Abstract

Background: Type 2 diabetes (DM) is a common comorbidity in patients with heart failure (HF). Nutritional management is a key strategy in achieving blood glucose control and decreasing the risk of microvascular complications. The ability of patients with HF to nutritionally self-manage multiple comorbidities is unknown. Purpose: To compare nutritional intake of a group of patients with HF and DM with a group without DM. Methods: A total of 174 patients (66 with DM, age 60± 12 yrs, 35% female, 57% NYHA class III/IV) recruited from HF clinics completed detailed 4-day food diaries that were reviewed by a registered dietitian. Nutrition Data System software was used to determine carbohydrate (total and subtype), protein, fat, cholesterol, and sodium intake. Fasting blood glucose was obtained on a subset of 123 patients. Between-group comparisons were made using independent sample t-tests. Results: Patients with DM consumed a lower percentage of calories from carbohydrate (44% vs. 49%, p=.003) and a greater percentage of calories from protein (19% vs. 16%, p<.001) and fat (38% vs. 35%, p=.049) compared to patients without DM. With respect to carbohydrate subtypes, patients with DM consumed 30% less sucrose (29g vs. 42g, p<.001) and 39% less fructose (14g vs. 23g, p<.001) than patients without DM, but a similar amount of starch (93g vs. 95g).
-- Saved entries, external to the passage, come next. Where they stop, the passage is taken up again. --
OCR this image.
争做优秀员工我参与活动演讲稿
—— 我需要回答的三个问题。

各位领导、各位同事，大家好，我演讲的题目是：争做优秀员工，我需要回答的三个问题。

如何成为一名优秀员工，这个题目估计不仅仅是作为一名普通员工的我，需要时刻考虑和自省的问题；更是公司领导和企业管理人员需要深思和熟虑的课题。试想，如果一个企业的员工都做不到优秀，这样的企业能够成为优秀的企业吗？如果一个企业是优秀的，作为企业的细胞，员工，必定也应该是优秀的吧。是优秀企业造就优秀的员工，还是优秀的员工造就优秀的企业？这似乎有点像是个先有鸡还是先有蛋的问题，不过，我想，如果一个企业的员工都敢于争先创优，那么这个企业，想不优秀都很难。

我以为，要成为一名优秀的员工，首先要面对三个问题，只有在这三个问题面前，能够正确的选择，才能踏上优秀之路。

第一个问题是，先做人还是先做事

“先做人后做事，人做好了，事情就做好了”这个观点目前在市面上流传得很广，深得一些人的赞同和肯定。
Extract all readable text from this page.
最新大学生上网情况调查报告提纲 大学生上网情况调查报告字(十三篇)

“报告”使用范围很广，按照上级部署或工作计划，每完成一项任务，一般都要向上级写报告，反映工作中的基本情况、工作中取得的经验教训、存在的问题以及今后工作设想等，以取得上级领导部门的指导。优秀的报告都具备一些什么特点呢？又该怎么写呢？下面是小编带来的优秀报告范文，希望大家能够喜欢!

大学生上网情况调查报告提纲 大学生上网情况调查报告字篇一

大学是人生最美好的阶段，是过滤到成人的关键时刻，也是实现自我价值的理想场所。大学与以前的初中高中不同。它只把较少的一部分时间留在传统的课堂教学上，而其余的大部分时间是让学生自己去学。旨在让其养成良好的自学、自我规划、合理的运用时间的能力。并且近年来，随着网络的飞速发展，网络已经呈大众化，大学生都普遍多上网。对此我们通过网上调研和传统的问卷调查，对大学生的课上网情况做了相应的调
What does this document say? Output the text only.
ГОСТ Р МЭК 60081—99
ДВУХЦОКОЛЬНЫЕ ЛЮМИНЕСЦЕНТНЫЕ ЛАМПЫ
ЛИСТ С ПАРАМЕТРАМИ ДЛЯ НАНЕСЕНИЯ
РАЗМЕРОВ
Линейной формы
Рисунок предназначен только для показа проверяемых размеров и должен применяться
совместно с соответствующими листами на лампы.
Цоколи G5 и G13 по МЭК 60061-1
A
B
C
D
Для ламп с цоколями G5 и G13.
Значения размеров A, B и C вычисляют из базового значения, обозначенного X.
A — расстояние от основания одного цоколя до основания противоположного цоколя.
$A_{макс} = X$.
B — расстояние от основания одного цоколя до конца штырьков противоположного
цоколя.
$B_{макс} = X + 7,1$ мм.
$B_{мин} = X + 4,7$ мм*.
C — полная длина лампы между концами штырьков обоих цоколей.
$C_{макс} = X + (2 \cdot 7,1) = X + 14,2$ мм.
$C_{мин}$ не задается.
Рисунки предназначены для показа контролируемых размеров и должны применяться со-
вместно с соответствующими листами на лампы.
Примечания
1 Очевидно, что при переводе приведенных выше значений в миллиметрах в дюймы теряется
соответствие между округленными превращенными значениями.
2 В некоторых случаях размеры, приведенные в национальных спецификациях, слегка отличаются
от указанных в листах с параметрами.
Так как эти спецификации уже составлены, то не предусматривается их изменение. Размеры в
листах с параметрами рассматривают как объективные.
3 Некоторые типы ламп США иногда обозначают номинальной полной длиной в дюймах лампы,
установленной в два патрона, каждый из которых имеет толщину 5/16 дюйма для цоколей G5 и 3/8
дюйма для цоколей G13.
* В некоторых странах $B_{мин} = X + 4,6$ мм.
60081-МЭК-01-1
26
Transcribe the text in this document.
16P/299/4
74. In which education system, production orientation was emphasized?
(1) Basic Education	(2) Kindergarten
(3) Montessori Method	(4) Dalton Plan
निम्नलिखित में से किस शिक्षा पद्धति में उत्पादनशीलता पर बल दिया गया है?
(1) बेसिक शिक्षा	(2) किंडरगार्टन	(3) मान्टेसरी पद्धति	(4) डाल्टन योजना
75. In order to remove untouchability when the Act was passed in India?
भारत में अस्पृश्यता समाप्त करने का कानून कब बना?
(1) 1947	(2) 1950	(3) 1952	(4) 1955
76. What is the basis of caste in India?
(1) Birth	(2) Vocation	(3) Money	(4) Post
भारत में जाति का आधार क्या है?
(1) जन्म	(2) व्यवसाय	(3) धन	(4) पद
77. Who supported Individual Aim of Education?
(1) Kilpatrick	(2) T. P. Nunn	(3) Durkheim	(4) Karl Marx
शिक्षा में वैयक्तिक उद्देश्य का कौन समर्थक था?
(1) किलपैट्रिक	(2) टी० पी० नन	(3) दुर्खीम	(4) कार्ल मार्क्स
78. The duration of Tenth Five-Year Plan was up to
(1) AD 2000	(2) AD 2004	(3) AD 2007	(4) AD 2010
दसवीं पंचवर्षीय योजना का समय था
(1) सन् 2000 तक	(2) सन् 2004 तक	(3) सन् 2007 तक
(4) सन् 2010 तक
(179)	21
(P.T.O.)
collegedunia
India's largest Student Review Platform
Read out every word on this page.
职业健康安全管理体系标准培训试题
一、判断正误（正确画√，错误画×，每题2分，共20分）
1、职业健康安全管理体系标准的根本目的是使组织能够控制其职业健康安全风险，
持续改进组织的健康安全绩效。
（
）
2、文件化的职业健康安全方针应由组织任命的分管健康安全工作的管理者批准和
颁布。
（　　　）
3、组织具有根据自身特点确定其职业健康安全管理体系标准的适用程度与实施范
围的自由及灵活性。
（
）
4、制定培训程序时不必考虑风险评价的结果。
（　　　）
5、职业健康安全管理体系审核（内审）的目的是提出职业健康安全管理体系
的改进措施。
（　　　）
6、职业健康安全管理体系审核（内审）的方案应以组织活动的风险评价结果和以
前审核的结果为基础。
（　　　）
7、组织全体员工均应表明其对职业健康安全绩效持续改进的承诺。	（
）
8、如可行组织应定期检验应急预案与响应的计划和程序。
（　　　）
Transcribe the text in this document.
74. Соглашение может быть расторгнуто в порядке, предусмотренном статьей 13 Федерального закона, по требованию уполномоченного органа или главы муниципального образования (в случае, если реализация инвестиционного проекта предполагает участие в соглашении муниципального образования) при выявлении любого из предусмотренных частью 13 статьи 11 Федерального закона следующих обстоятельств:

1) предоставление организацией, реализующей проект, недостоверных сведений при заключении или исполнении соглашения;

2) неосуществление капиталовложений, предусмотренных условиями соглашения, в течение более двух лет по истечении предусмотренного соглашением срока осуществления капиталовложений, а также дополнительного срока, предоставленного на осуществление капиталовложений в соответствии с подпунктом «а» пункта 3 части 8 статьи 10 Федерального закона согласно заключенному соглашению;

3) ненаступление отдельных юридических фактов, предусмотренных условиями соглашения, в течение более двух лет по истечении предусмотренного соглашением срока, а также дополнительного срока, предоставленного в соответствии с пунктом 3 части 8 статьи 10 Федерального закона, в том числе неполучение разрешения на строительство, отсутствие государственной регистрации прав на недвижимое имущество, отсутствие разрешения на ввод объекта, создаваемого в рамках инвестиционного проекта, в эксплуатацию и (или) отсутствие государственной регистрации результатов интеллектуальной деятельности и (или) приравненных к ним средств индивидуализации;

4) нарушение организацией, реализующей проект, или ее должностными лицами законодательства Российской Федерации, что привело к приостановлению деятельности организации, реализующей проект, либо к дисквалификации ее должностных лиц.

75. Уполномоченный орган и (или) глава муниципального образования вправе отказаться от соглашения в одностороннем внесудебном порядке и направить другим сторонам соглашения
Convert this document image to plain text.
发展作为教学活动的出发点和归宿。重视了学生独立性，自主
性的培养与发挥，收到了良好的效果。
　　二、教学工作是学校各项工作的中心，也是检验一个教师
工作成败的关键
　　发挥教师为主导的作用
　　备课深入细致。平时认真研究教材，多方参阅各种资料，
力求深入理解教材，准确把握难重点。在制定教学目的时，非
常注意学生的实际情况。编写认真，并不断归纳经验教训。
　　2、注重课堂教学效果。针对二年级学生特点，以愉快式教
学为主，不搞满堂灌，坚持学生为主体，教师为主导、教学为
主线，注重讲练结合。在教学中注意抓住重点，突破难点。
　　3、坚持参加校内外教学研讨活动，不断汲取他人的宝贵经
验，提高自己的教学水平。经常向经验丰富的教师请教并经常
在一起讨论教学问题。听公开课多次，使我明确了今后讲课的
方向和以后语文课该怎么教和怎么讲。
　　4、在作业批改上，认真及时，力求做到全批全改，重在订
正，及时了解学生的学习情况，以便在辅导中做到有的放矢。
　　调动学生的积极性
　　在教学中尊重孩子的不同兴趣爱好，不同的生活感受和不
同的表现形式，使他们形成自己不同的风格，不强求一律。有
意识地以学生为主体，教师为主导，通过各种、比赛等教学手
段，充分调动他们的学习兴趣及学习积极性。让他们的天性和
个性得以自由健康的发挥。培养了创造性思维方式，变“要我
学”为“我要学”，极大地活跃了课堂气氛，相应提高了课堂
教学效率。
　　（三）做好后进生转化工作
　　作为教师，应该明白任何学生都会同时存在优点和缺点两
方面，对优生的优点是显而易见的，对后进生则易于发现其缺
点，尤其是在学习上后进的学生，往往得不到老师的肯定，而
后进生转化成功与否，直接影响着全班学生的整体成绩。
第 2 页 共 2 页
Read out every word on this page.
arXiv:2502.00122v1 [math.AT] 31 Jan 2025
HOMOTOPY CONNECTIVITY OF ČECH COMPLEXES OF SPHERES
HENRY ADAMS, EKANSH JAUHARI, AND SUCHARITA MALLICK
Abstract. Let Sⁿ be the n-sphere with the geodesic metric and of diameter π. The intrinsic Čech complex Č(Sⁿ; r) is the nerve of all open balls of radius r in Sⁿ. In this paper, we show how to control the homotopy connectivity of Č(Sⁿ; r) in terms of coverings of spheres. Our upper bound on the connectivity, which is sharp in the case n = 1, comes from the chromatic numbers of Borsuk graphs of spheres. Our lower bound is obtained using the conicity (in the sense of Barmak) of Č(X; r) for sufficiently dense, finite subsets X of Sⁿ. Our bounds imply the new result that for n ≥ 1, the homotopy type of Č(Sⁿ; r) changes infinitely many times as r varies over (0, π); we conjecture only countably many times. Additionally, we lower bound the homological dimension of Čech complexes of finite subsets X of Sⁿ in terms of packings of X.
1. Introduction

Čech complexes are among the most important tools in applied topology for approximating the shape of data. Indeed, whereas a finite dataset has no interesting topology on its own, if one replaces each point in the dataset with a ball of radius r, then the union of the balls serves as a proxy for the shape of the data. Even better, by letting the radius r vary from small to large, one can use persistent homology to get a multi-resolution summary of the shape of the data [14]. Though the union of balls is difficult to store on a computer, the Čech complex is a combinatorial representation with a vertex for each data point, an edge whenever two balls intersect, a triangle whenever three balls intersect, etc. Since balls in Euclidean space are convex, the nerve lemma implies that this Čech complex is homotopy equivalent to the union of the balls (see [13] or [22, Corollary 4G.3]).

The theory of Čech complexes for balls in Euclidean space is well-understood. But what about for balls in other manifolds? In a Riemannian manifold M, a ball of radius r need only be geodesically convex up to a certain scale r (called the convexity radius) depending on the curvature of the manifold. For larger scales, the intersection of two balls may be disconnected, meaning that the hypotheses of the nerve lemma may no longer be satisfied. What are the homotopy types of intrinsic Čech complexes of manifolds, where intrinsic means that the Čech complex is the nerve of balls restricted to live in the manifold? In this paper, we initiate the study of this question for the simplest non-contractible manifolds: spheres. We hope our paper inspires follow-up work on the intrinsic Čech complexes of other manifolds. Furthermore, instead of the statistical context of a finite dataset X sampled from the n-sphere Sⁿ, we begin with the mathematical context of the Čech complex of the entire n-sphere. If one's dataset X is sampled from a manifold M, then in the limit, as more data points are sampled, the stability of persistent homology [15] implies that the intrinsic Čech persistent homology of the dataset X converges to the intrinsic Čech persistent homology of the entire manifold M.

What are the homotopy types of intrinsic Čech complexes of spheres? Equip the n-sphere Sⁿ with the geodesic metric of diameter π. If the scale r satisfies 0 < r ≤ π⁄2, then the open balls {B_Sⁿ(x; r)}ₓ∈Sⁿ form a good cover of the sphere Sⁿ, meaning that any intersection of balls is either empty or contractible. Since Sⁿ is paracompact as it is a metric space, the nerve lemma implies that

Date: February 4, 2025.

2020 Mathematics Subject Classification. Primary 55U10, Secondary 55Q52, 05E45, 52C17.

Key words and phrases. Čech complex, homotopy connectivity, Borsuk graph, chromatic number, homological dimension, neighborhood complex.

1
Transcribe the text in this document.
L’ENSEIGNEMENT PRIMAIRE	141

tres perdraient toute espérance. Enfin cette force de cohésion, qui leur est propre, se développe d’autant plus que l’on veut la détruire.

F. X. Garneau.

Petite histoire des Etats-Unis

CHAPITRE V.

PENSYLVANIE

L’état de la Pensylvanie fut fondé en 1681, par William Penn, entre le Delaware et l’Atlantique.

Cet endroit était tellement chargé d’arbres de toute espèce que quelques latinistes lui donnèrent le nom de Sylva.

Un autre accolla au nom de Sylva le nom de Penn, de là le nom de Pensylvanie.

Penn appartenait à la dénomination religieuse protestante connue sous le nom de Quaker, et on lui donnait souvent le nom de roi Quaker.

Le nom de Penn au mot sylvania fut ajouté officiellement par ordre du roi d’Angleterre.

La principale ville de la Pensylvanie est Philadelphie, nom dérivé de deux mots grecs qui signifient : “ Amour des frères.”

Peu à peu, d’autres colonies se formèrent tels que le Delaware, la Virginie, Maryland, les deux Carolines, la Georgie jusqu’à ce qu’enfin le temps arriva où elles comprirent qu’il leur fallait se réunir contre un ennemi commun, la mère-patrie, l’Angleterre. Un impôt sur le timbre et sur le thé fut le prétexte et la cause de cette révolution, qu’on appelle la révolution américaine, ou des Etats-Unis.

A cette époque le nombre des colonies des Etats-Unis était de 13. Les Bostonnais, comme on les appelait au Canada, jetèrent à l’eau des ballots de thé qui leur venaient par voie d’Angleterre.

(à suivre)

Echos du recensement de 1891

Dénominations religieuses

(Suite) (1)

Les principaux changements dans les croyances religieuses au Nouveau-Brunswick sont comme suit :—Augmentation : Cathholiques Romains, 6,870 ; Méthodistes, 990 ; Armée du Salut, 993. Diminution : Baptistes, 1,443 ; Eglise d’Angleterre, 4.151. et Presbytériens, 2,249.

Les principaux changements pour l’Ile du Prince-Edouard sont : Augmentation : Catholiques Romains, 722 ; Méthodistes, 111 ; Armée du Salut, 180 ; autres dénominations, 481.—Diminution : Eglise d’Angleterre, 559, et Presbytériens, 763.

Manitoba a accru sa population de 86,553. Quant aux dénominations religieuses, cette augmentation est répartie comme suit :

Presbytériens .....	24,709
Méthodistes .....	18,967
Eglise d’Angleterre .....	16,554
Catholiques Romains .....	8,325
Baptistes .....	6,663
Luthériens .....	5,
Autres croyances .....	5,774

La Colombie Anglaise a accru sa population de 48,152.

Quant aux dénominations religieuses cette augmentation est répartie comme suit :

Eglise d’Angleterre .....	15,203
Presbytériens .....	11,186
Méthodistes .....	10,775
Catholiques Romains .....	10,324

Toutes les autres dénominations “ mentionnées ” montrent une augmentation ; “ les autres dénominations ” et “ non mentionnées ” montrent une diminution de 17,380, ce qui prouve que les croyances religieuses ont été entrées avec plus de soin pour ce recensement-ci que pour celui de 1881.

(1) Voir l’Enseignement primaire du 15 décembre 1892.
There were no differences in sodium (3472mg vs. 3209mg), cholesterol (321mg vs. 285mg) or saturated fat (12% vs. 11% of kcal) intake between groups with and without DM. A total of 60% of patients with DM had fasting blood glucose levels >120mg/dl and 40% had a fasting levels > 140mg/dl. Conclusions: Patients with HF and DM primarily limited dietary sugar intake, with only moderate success. Nutritional management of HF has focused on the single nutrient sodium with limited success; these data suggest that teaching for DM may be similarly focused on the single nutrient sugar. This indicates that new, more comprehensive, approaches are needed to help patients meet the challenge of nutritionally managing multiple comorbidities. This research has received full or partial funding support from the American Heart Association, AHA Great Rivers Affiliate (Delaware, Kentucky, Ohio, Pennsylvania & West Virginia).